Appendix A in its Figure 1 presents a graphical summary of the regression of sorghum, maize, and rice yields onto population and precipitation.
 Figure 1.a. shows the plot of observed and predicted sorghum yield on training data. Figure 1.b displays one of the 5-fold cross-validation curves used to estimate the test error that results from predicting sorghum production using population and precipitation. The cross-validation error curve show that degree 1, 2, or 3 polynomials seem to fit the model the closest while also retaining the most robust predictive performance. Since the difference is insignificant, it is best to perform a simpler model, if possible. Above a degree of polynomial 3, overfitting occurs, leading to the loss of the model’s predictive power. Figure 1.c. presents the observed and simulated sorghum production using test data. The correlation coefficient between observed and simulated sorghum production is 0.76.
            Figure 1.d. is the plot of observed and predicted maize yield on training data, and Figure 1.e is the 5-fold cross-validation error curve resulting from predicting maize production using population and precipitation. The cross-validation shows that a degree 1 polynomial seems to fit the model at its highest predictive performance. The error increases a degree 2 then decreases a degree 3. A simpler model may be preferable with this error difference. However, due to fluctuations in the errors, we recommend a more complex model to analyze the relationships between maize yield and the predictors. Overfitting occurs beyond a degree 3 polynomial, causing the loss of the model’s predictive power. The observed and simulated maize using test data are shown in Figure 1.f. The correlation coefficient between observed and simulated maize is 0.77.
The plot of observed and predicted rice yield resulting from the regression of rice production onto population and precipitation on the training data is presented in Figure 1.g. and Figure 1.h. shows the corresponding 5-fold cross-validation error curve. A degree 1, 2, 3, or 4 polynomial seems to better fit the model while maintaining its predictive performance. A simpler model is commendable, if possible. Nevertheless, because of the error fluctuations, it is preferable to use a more complex method to investigate the associations between rice and the predictors. The predictive power decreased beyond a degree 4 polynomial due to overfitting. The observed and simulated rice production from the test data are shown in Figure 1.i. The correlation coefficient between the observed and simulated rice from the test data is about 0.49.
 
Figure 2 of Appendix A is the 3D scatterplot showing the relationships among the crop yields, population, and precipitation. Figure 2.a. shows the association among sorghum, population, and precipitation. Low population correlates with a reduction in sorghum production. In contrast, a high population combined with higher precipitation results in a larger sorghum production. The optimal sorghum yield appears to be between the highest population (≈12 million) and approximately 4,000 mm of precipitation per year. Figure 2.b. shows the relationships among maize, population, and precipitation. Fewer people correlate with low maize yields. However, an average or greater number of people combined with an average precipitation lead to an approximately average production of maize. The largest population combined with precipitation between 3,500–4000 mm per year correlates with the optimal maize production. Figure 2.c. presents the interdependency among rice, population, and precipitation. As in the two previous situations, rice production is low when population is smallest. Nevertheless, rice production oscillates between around 150,000 tons per year, population between 7 million and 11 million, and precipitation values between 2,500 mm per year and 3,500 mm per year. The optimal rice production occurs with around 12 million people and 4000 mm per year.
The linear regression assumes a straight-line relationship between the predictors and the response, but the true relationship is far from linear. Residual plots are a useful graphical tool to detect non-linearity (Gareth et al. 2014).

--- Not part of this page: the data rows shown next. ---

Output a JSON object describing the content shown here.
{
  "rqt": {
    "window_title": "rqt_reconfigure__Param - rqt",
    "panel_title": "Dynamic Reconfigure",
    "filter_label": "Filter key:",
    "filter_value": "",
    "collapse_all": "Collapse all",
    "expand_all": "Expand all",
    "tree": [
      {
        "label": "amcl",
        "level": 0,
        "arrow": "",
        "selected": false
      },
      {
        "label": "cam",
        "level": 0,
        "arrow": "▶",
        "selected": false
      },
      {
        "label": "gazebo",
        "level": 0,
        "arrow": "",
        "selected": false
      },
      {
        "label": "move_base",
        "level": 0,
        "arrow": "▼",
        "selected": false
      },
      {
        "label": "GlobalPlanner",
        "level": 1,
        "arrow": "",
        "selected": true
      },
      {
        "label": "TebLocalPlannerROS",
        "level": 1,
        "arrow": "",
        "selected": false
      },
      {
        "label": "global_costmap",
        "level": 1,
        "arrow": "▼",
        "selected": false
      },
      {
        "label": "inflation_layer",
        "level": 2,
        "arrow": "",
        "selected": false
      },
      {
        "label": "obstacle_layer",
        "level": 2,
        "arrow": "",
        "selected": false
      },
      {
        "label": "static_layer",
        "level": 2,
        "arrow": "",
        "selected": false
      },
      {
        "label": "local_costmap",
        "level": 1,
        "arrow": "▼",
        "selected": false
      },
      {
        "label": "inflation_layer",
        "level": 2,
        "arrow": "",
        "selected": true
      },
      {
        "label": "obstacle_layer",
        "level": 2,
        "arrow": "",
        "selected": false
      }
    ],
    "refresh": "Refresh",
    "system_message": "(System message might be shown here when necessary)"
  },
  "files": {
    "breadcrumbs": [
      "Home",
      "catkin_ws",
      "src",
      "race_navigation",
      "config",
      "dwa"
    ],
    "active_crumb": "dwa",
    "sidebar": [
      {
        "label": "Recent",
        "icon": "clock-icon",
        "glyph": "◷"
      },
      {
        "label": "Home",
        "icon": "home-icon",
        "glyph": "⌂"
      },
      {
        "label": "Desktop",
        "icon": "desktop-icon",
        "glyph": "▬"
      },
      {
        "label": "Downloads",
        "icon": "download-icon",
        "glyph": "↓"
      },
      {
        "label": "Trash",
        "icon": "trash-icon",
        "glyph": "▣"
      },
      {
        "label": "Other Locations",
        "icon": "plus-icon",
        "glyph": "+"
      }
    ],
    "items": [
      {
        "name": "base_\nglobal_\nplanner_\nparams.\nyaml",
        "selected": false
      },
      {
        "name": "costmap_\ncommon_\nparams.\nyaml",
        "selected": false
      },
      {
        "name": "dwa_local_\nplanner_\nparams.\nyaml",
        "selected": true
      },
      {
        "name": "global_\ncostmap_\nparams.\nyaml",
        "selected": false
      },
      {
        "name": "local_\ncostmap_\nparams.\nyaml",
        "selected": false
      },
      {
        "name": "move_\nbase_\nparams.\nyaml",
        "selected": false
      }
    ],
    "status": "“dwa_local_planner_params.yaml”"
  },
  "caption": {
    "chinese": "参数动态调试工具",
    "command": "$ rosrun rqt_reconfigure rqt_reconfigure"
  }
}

Appendix A through Figure 3 (a, b, and c) displays the 3D scatterplots of the residuals of the regression of the respective crop yields onto population and precipitation. This shows both the positive residuals (visible above the surface) and the negative residuals (below the surface). Sorghum’s prediction residuals (Figure 3.a) tend to lie closer to the 45-degree line, where population and precipitation are evenly split; the residuals are almost symmetrical. In contrast, maize and rice residuals (Figure 3.b and c) are at a distance from the 45-degree line; they are more unsymmetrical. From the patterns of the residuals, we can that see that there are pronounced non-linear relationships between the crops and the independent variables. This pronounced non-linear pattern cannot be exactly modeled using linear regression. This suggests a synergy or interaction effect between the population and precipitation. Therefore, combining the independent variables results in a bigger boost to crop yields than using them alone. Below are the interaction models to predict sorghum, maize, and rice.

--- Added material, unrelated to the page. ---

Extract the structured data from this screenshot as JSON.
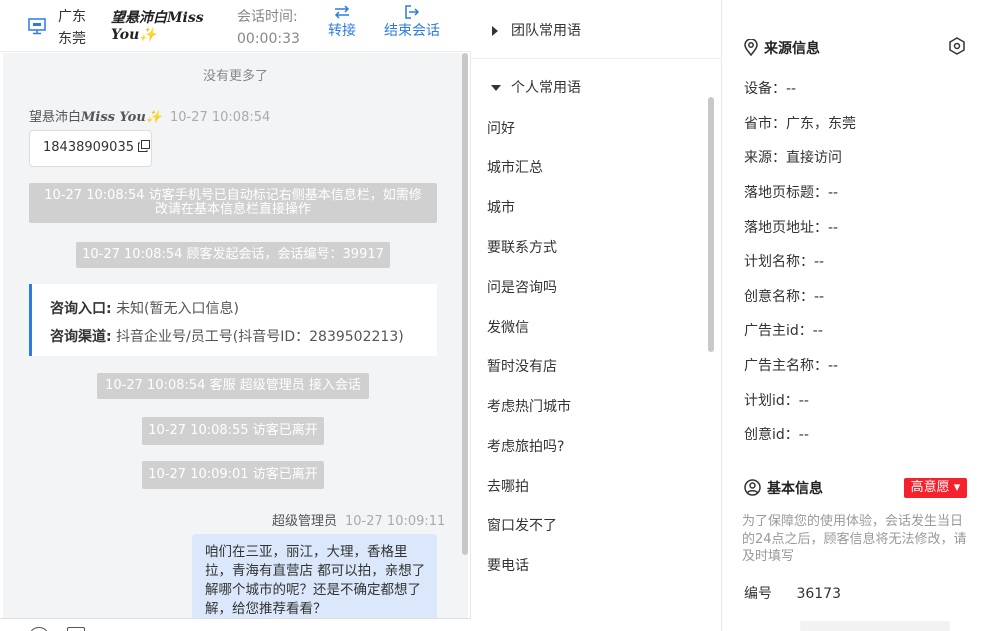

The synergy or interaction effect between population and precipitation on sorghum production gives Equation 18 for the regression analysis. The model explains 75% of the variability of sorghum, which was a little bit more than the bilinear regression (73%). The model is statistically significant with a p-value of 2.488 x 10-6. However, none of the estimates are statistically significant because all the p-values are greater than 5%.